21 MARCH 1952, Page 18

LETTERS TO THE EDITOR

Public Worship

Sta,—I have read Sir Henry Self's article with great interest, and with much of it I find myself in full agreement. Most parish priests who attempt to explain the meaning of the Marriage Service to young people wish that some of the phrasing, even of the 1928 revised form now commonly used, could be rendered somewhat differently; the phrase " be a follower of holy and godly matrons " is a good example of unfortunate wording. Already proposals for a simplification of the Baptismal Service, now long overdue, have come before both Convocations.

But many Church people are likely to challenge Sir Henry's reference to the Litany as " a dirge "; and, although the Commination Service with its public cursings may sound " dreadful " to him, we ought at least to be mindful that dreadful things do happen in a community where the offences which the service condemns are suffered to continue and multiply unchecked. Indeed many of the sayings of Our Lord are as dreadful as anything that can be found in the Commination Service. I trust that a criticism of its wording does not imply that the Church should be less forthright in its condemnation of evil than was its Master What really impresses me about the Book of Common Prayer is not its obsolescence, but the way it has stood the test of time. Naturally after three centuries some phrases which were intelligible to the seventeenth-century congregations are now in need of revision. In the 1928 Marriage Service Isaac and Rebecca are no longer held up as models to a bridal couple, partly because the revisers suspected that the view of matrimony held by the patriachs of the Old Testament was rather different from their own, and perhaps more because they were aware'that the majority of young people in the twentieth century, unlike their ancestors 300 years ago, have not the vaguest idea who Isaac and Rebecca were. This may be regrettable, but it is a fact that cannot be ignored. Most parish priests have barely sufficient time at their disposal to explain the meaning of Christian matrimony to the young couples whom they interview before weddings. They certainly cannot be expected to include a lecture on the Pentateuch in their course of instruction.

I disagree with Sir Henry's dogmatic assertion that the Prayer Book is inadequate doctrinally. Perhaps he will explain where it conflicts with the discoveries of science. Some of it is couched in the language of poetry, but, when understood as such, does it really offend as much as he suggests ? If the present generation has no appreciation of poetry then it might be argued that parts of the book are out of date. But in that case would it not be better for the Church to take a lead in teaching the nation how to appreciate poetry once more, rather than to banish all that is poetic from its services ?

Revision is certainly overdue. But let us hope that those whose business it is to revise the Book of Common Prayer will not spoil their work by attaching themselves too slavishly to the prevailing Zeitgeist. The main general criticism that can be made of the 1928 Book is that it reflects too strongly the mood of the first three decades of the present century, and for that reason it is already partly out of date after only twenty years.
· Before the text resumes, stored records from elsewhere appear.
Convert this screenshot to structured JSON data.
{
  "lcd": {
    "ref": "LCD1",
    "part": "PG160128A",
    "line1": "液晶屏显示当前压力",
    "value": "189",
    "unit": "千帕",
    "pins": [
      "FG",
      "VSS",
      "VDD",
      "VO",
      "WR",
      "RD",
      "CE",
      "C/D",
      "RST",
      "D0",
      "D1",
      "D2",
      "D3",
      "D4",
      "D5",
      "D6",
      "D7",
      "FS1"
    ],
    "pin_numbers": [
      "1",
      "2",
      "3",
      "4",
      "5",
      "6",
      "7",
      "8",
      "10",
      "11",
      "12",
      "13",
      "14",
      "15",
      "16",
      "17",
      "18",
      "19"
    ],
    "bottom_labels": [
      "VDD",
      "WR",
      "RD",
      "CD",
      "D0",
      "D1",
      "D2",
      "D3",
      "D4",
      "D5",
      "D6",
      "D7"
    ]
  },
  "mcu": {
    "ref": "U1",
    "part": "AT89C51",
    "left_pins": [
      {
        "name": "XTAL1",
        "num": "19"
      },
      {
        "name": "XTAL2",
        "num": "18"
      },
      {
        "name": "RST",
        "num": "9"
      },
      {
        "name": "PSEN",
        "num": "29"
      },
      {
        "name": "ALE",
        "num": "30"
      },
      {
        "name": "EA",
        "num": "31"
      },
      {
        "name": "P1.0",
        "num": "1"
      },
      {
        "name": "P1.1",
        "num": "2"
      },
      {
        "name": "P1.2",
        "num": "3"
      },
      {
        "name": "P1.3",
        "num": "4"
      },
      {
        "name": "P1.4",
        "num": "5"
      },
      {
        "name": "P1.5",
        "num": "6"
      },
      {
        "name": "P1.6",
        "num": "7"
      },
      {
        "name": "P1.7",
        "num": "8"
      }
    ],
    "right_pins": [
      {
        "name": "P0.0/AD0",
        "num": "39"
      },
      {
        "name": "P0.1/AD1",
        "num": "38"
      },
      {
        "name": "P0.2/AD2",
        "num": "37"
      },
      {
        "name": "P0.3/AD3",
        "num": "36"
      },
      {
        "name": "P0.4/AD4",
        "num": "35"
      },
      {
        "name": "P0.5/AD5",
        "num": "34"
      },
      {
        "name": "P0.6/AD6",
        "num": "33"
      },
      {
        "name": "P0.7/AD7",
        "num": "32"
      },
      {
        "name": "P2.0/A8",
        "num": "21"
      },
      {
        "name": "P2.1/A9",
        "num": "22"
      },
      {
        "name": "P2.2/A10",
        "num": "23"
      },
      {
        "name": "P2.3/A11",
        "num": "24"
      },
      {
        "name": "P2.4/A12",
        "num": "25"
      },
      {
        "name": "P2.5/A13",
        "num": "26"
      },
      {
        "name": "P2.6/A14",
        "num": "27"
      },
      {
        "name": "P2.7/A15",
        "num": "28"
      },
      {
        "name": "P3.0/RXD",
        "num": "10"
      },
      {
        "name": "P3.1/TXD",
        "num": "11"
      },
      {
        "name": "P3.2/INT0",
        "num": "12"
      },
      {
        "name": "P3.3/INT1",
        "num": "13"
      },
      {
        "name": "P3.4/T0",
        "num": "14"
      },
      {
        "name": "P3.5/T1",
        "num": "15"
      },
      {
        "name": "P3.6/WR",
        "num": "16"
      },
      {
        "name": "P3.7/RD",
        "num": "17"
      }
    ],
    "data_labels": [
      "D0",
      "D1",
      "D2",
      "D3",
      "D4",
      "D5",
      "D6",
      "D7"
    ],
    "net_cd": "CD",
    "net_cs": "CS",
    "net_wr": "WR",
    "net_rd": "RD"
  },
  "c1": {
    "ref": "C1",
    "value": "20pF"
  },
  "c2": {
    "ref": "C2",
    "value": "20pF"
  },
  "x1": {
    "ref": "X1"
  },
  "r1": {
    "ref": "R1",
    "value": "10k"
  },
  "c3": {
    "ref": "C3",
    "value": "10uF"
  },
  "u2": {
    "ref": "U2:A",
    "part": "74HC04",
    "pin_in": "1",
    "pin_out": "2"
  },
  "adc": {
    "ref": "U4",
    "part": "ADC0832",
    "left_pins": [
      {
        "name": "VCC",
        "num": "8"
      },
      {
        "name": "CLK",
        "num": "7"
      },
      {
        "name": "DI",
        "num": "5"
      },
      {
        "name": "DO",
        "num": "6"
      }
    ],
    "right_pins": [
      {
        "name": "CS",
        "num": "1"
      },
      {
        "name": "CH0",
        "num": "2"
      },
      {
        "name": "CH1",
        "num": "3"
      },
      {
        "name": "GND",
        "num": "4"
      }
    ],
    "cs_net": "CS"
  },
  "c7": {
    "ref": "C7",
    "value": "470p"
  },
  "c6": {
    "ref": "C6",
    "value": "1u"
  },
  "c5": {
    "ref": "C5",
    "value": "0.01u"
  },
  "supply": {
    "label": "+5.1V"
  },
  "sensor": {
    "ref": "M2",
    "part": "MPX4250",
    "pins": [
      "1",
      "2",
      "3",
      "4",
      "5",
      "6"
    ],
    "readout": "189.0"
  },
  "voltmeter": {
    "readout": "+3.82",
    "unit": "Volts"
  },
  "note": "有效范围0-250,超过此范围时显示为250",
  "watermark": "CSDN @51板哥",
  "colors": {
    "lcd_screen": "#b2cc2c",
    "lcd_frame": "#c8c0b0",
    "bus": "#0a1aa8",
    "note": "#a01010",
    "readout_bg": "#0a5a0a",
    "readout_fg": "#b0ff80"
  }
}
Those words of the 1662 Baptismal Service, " All men are conceived and born in sin " (there is no suggestion here that sex is more affected by the Fall than any other aspect of life) emphasise a truth about human nature far more forcibly than those of the 1928 service, " All men are from their birth prone to sin." For when a priest holds a baby in his arms at the font, he knows perfectly well that the child is not only likely to sin, bin is actually going to sin.

The Prayer Book has lasted as well as it has because the original compilers in the sixteenth century and the revisers in the seventeenth century were not only learned in theology but also suffered from no illusions about the limitations of human nature. Because modern man has been nourished on the shallow optimistic philosophies of the age, the Church is not required to discard its theology in order to make its teaching palatable to a generation which has lost its appetite for the truth, but which may well recover it before many years have passed. Where would we be now if the Church of the first half of the eighteenth century had fashioned the Prayer Book to the prevailing outlook of the intelligent man of that age ? Sir Henry is surely right in demanding that the doctrine of the Atonement should be restated afresh in terms that can be understood by his contemporaries. But it must be the same doctrine which was taught by the Apostles and which is enshrined in our service of Holy Communion. Let us hope that his plea for a change in phraseology does not imply a diluting of an ingredient in Christian doctrine which is entirely relevant to our age and generation as it has been to all others.—Yours, etc., The Vicarage, East Retford, Notts. F. H. WEST. Archdeacon of Newark.